According to Article 43 of the new Commercial Banking Law, enacted on February 1, commercial banks are normally prohibited from doing trust and investment and securities business or investing in non-banking financial institutions and enterprises, but exceptions will be allowed.

That "exception" clause has made a major breakthrough from previous laws that were more stringent and given room for innovation on the investment channel later on.

A few months ago, Liu Mingkang, chairman of CBRC, also said that the commission would support commercial banks to take part in the launch of fund management companies.

Of course, a prerequisite to the development of the financial conglomerates is sufficient preparation on legislation and supervision, said Xia.

Unofficial statistics said that China has between 200 and 300 financial holding companies. These companies are either developed by financial institutions, such as CITIC, Ping'an and Everbright which were the result of special approvals of the authorities, or, industrial capital that penetrates into the financial sector, which includes Haier and New Hope Group. But so far, no Chinese law or regulation has explicitly clarified the definition of financial holding companies.

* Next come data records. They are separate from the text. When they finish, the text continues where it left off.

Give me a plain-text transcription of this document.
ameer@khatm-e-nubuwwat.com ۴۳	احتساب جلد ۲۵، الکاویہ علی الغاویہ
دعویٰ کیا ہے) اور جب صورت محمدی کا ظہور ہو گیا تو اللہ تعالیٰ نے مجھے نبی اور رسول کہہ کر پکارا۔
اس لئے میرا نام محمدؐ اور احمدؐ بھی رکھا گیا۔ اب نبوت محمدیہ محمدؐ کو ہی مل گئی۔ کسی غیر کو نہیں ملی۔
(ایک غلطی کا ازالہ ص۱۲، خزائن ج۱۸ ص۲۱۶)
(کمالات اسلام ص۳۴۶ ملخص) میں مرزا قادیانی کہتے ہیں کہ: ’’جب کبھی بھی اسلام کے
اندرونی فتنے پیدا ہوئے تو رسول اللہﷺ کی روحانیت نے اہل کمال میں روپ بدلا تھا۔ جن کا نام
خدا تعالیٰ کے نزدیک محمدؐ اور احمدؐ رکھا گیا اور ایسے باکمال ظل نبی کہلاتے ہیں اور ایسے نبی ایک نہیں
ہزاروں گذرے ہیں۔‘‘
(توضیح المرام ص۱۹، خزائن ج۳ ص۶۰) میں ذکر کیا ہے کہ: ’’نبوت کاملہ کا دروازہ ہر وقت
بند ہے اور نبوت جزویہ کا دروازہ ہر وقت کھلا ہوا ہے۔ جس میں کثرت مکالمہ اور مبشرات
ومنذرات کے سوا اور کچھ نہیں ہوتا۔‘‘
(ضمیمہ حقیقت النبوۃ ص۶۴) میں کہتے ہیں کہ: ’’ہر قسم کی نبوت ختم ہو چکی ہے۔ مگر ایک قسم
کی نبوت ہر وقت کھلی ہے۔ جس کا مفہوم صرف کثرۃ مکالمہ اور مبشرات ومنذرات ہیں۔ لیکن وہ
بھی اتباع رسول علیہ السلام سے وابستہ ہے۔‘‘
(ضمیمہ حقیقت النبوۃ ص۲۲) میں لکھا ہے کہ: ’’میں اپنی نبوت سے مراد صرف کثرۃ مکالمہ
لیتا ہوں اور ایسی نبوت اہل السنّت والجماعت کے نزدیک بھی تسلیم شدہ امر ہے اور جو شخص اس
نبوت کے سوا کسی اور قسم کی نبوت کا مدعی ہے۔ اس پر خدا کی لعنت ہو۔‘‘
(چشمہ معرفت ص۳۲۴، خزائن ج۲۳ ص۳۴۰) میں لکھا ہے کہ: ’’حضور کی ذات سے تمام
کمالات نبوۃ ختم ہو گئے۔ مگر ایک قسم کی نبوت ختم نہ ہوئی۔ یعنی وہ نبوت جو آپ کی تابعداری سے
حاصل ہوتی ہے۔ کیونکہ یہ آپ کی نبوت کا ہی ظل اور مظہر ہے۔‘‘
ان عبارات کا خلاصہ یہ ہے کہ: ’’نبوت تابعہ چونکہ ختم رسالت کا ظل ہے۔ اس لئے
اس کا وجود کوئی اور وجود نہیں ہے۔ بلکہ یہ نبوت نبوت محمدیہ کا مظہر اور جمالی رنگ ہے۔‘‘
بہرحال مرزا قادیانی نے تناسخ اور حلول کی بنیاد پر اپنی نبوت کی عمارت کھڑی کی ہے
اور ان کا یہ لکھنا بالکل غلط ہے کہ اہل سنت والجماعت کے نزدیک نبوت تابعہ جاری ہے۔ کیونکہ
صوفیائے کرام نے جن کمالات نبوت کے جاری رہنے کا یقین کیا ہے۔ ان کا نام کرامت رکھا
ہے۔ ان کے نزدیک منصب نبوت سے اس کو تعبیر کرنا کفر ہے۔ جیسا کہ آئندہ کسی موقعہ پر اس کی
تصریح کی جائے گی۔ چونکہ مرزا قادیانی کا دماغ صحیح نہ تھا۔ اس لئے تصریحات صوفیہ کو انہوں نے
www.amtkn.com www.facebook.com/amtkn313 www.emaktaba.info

Only in a recently signed memorandum of work coordination between CBRC, China Securities Regulatory Commission (CSRC) and China Insurance Regulatory Commission (CIRC), it is said that the supervision of financial holding companies will be based on the core business of such companies.

For example, CIRC will supervise those whose core business is insurance and CSRC will watch over those focusing on securities.

However, the role of such holding companies and their legal obligations remain uncovered and the coordination between the regulatory bodies deficient.

Such legal vacuums have actually increased financial risks, said Xia.

Some institutions have made use of the legal loopholes. Irregularities occur during the financial investments and affect the overall market stability.

Without effective supervision of risk control, information disclosure and fire wall construction in these institutions, it has been hard to prevent the problems and discipline the participants.

The enterprises themselves have to shoulder responsibility for the irregularities, but regulators are also to blame, said Xia.

CBRC, CIRC and CSRC have to sit together to bring a special regulation on the financial holding companies to clarify relevant liabilities, he said.

And this requires more concrete actions than paper work.

"We have lost some sheep now, but if we do not mend the fold, we will lose more," said Xia.

The issue is also arousing concern among other experts and officials.

Wu Xiaoling, vice-governor of the central bank, said in February that industrial capital entering financial businesses requires the State to bring out specific laws and regulations to watch over financial holding companies.

It is comparatively easier to regulate financial holding companies that are launched by financial institutions, she said. But supervision is more difficult when they are controlled by non-financial enterprises due to lack of a specific regulatory body.

Legal issues to be covered in the financial holding companies include the mode of operation, affiliated trade, information disclosure and the qualification of directors and senior executives.

Foreign companies are also expecting clearer policies so that they can launch their own financial holding companies in China. So far, none of them have been able to do so.

Joel Epstein, the country manager in China of American International Group (AIG), a leading US-based financial company, said the group is waiting for a change of law to allow for the application of building a financial holding company in China.

AIG already has two wholly-owned insurance subsidiaries in China and is launching a joint venture fund management company with China's Huatai Securities.

It also has plans to enter credit card and commercial banking, so having a holding company on top of all the financial branches can improve the efficiency and convenience of its operation.